How Much Have Lockdowns Really Let Nature Recover?

People in the UK are seeing a lot more animals as reduced human activity draws animals into cities, and allows people to notice what is happening more. Figures are for observations on the iRecord app by comparison with the same months in 2019. Natural History Museum

As nation after nation shut down to prevent Covid-19's spread, something else went viral: images of animals reclaiming territory. Some, such as dolphins in the canals of Venice, turned out to be fakes, but others were definitely real. Now Britain's Natural History Museum has put some numbers behind the anecdotes and photographs.

Car use in the UK was almost 60 percent below normal levels in late-March, slashing pollution and making road crossings far safer. The phenomenon has been dubbed the anthropause, in response to the designation of our era as the Anthropocene.

“Lockdown measures in the UK and around the globe have demonstrated that air quality can improve rapidly,” Dr Carole Helfter, of the UK Centre for Ecology & Hydrology, said in the Museum's online review. “It's important to recognize that greenhouse gases are long-lived, but the lessons learnt from the COVID-19 pandemic can help shape future emission mitigation strategies.”

Elsewhere, the pollution reduction allowed millions to see the Himalayas from their home city for the first time and produced an 8 percent increase in electricity by Dehli solar panels.

Other effects covered in the review include reduced vibrations caused by vehicles and construction across most of Britain, although a few areas such as northern Scotland actually experienced an increase in ground vibrations. The pause has helped scientific instruments such as gravitational wave detectors, which can be disrupted by human-induced movements.

The sight of wild animals occupying Welsh villages or using famous landmarks for a background was one of the few bright spots of the early pandemic, but determining how much change was real is a challenge. “Certainly, animals noticed that people simply weren't around as much. But these animals were also noticed far more by us humans,” the report notes

With less to do, many people may have simply spotted things that had been occurring all along. The museum also recently ran a photography competition encouraging people to record the anthropause.

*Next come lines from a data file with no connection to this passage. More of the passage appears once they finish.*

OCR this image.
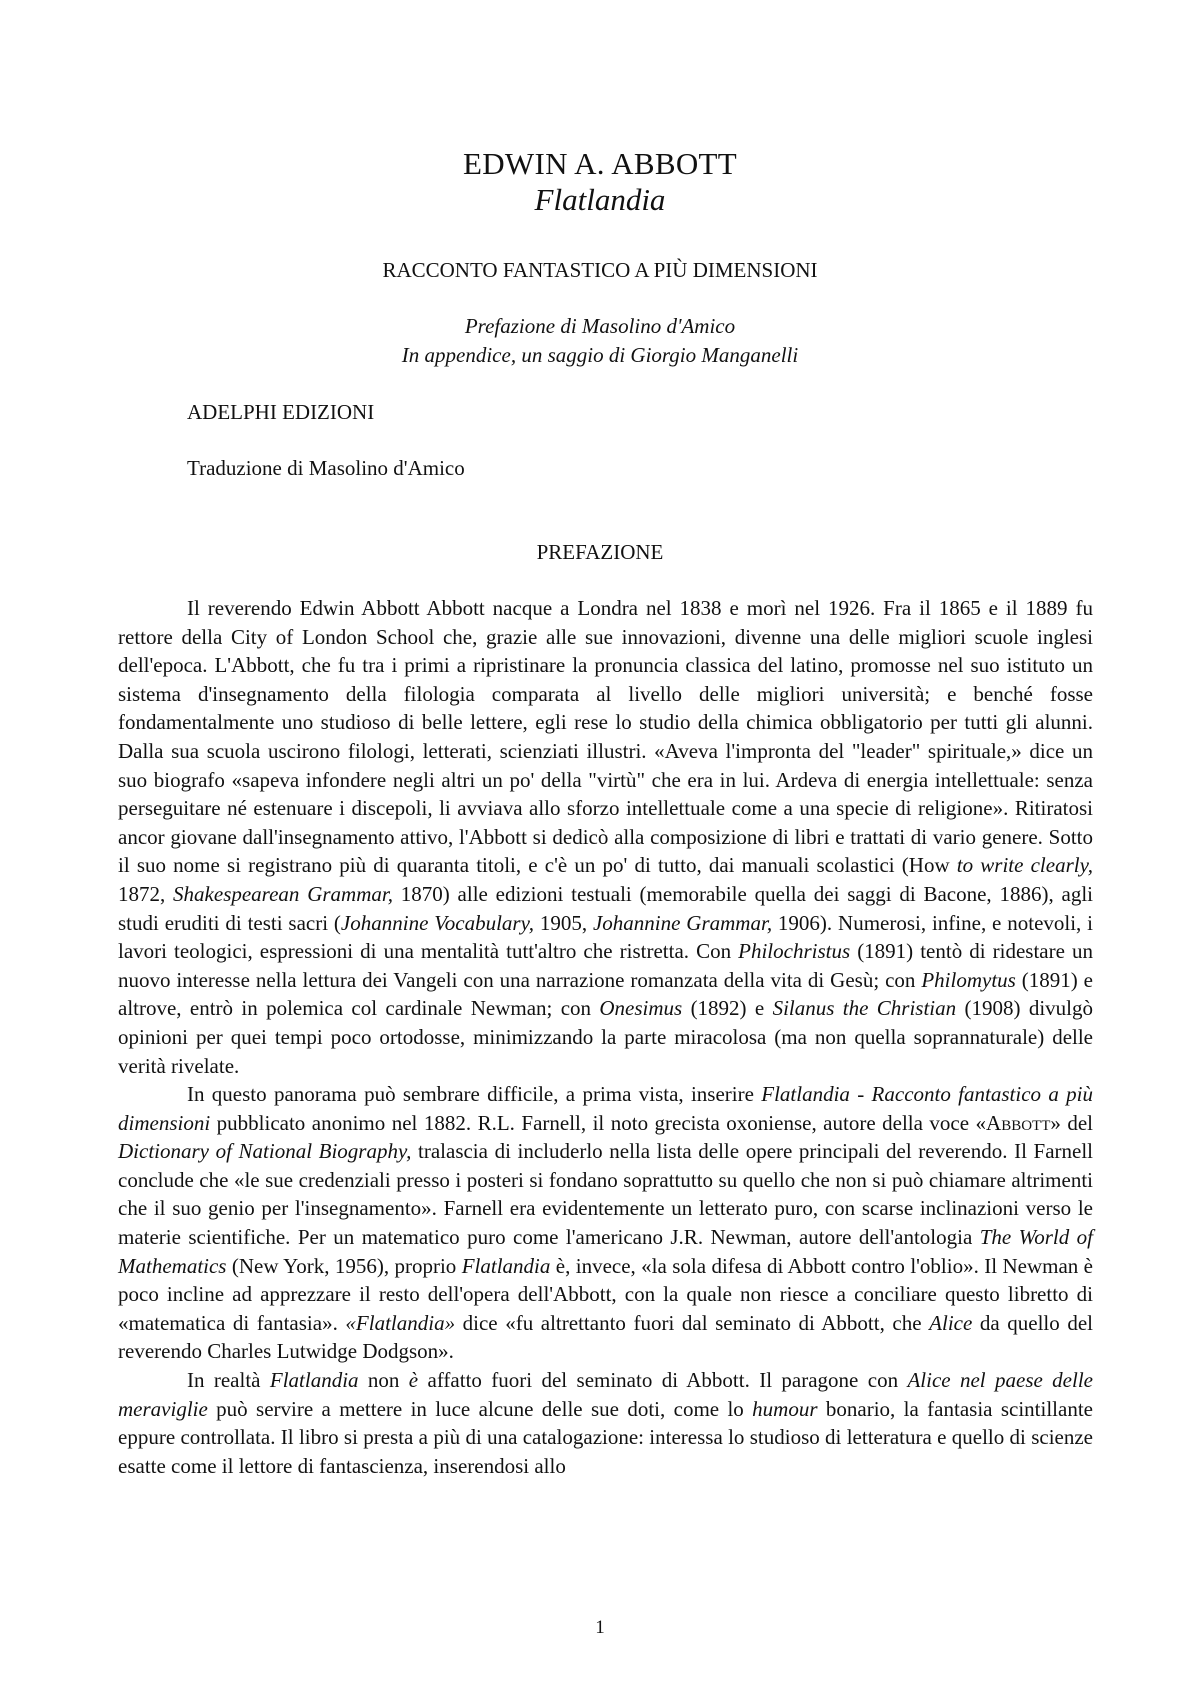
EDWIN A. ABBOTT
Flatlandia
RACCONTO FANTASTICO A PIÙ DIMENSIONI
Prefazione di Masolino d'Amico
In appendice, un saggio di Giorgio Manganelli
ADELPHI EDIZIONI
Traduzione di Masolino d'Amico
PREFAZIONE

Il reverendo Edwin Abbott Abbott nacque a Londra nel 1838 e morì nel 1926. Fra il 1865 e il 1889 fu rettore della City of London School che, grazie alle sue innovazioni, divenne una delle migliori scuole inglesi dell'epoca. L'Abbott, che fu tra i primi a ripristinare la pronuncia classica del latino, promosse nel suo istituto un sistema d'insegnamento della filologia comparata al livello delle migliori università; e benché fosse fondamentalmente uno studioso di belle lettere, egli rese lo studio della chimica obbligatorio per tutti gli alunni. Dalla sua scuola uscirono filologi, letterati, scienziati illustri. «Aveva l'impronta del "leader" spirituale,» dice un suo biografo «sapeva infondere negli altri un po' della "virtù" che era in lui. Ardeva di energia intellettuale: senza perseguitare né estenuare i discepoli, li avviava allo sforzo intellettuale come a una specie di religione». Ritiratosi ancor giovane dall'insegnamento attivo, l'Abbott si dedicò alla composizione di libri e trattati di vario genere. Sotto il suo nome si registrano più di quaranta titoli, e c'è un po' di tutto, dai manuali scolastici (How to write clearly, 1872, Shakespearean Grammar, 1870) alle edizioni testuali (memorabile quella dei saggi di Bacone, 1886), agli studi eruditi di testi sacri (Johannine Vocabulary, 1905, Johannine Grammar, 1906). Numerosi, infine, e notevoli, i lavori teologici, espressioni di una mentalità tutt'altro che ristretta. Con Philochristus (1891) tentò di ridestare un nuovo interesse nella lettura dei Vangeli con una narrazione romanzata della vita di Gesù; con Philomytus (1891) e altrove, entrò in polemica col cardinale Newman; con Onesimus (1892) e Silanus the Christian (1908) divulgò opinioni per quei tempi poco ortodosse, minimizzando la parte miracolosa (ma non quella soprannaturale) delle verità rivelate.

In questo panorama può sembrare difficile, a prima vista, inserire Flatlandia - Racconto fantastico a più dimensioni pubblicato anonimo nel 1882. R.L. Farnell, il noto grecista oxoniense, autore della voce «Abbott» del Dictionary of National Biography, tralascia di includerlo nella lista delle opere principali del reverendo. Il Farnell conclude che «le sue credenziali presso i posteri si fondano soprattutto su quello che non si può chiamare altrimenti che il suo genio per l'insegnamento». Farnell era evidentemente un letterato puro, con scarse inclinazioni verso le materie scientifiche. Per un matematico puro come l'americano J.R. Newman, autore dell'antologia The World of Mathematics (New York, 1956), proprio Flatlandia è, invece, «la sola difesa di Abbott contro l'oblio». Il Newman è poco incline ad apprezzare il resto dell'opera dell'Abbott, con la quale non riesce a conciliare questo libretto di «matematica di fantasia». «Flatlandia» dice «fu altrettanto fuori dal seminato di Abbott, che Alice da quello del reverendo Charles Lutwidge Dodgson».

In realtà Flatlandia non è affatto fuori del seminato di Abbott. Il paragone con Alice nel paese delle meraviglie può servire a mettere in luce alcune delle sue doti, come lo humour bonario, la fantasia scintillante eppure controllata. Il libro si presta a più di una catalogazione: interessa lo studioso di letteratura e quello di scienze esatte come il lettore di fantascienza, inserendosi allo

1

In the UK, reports of wildlife sightings on the website iRecord increased 54 percent compared to 2019. In absolute numbers, butterfly and moth observations represented half the reports, but the fastest growth was in bat sightings. Unsurprisingly, garden birds were seen more often, there was a big drop in sightings of avocets and marsh harriers, which most people have to travel to see. Perhaps these birds were expanding their range from nature reserves, but not so much as to venture near habitation.

Despite the uncertainties, David Roy, head of UKCEH's Biological Records Centre, said: “This data is incredibly valuable for researchers to better understand how animal and plant species are faring across the UK.”

More broadly, the authors hope the observations will serve as a reminder of how the planet can be “harmed or healed” by changes in human activity. Although climate change occurs at too slow a pace to be greatly affected by a few months of lockdown, other environmental effects can be witnessed on a much shorter timeline.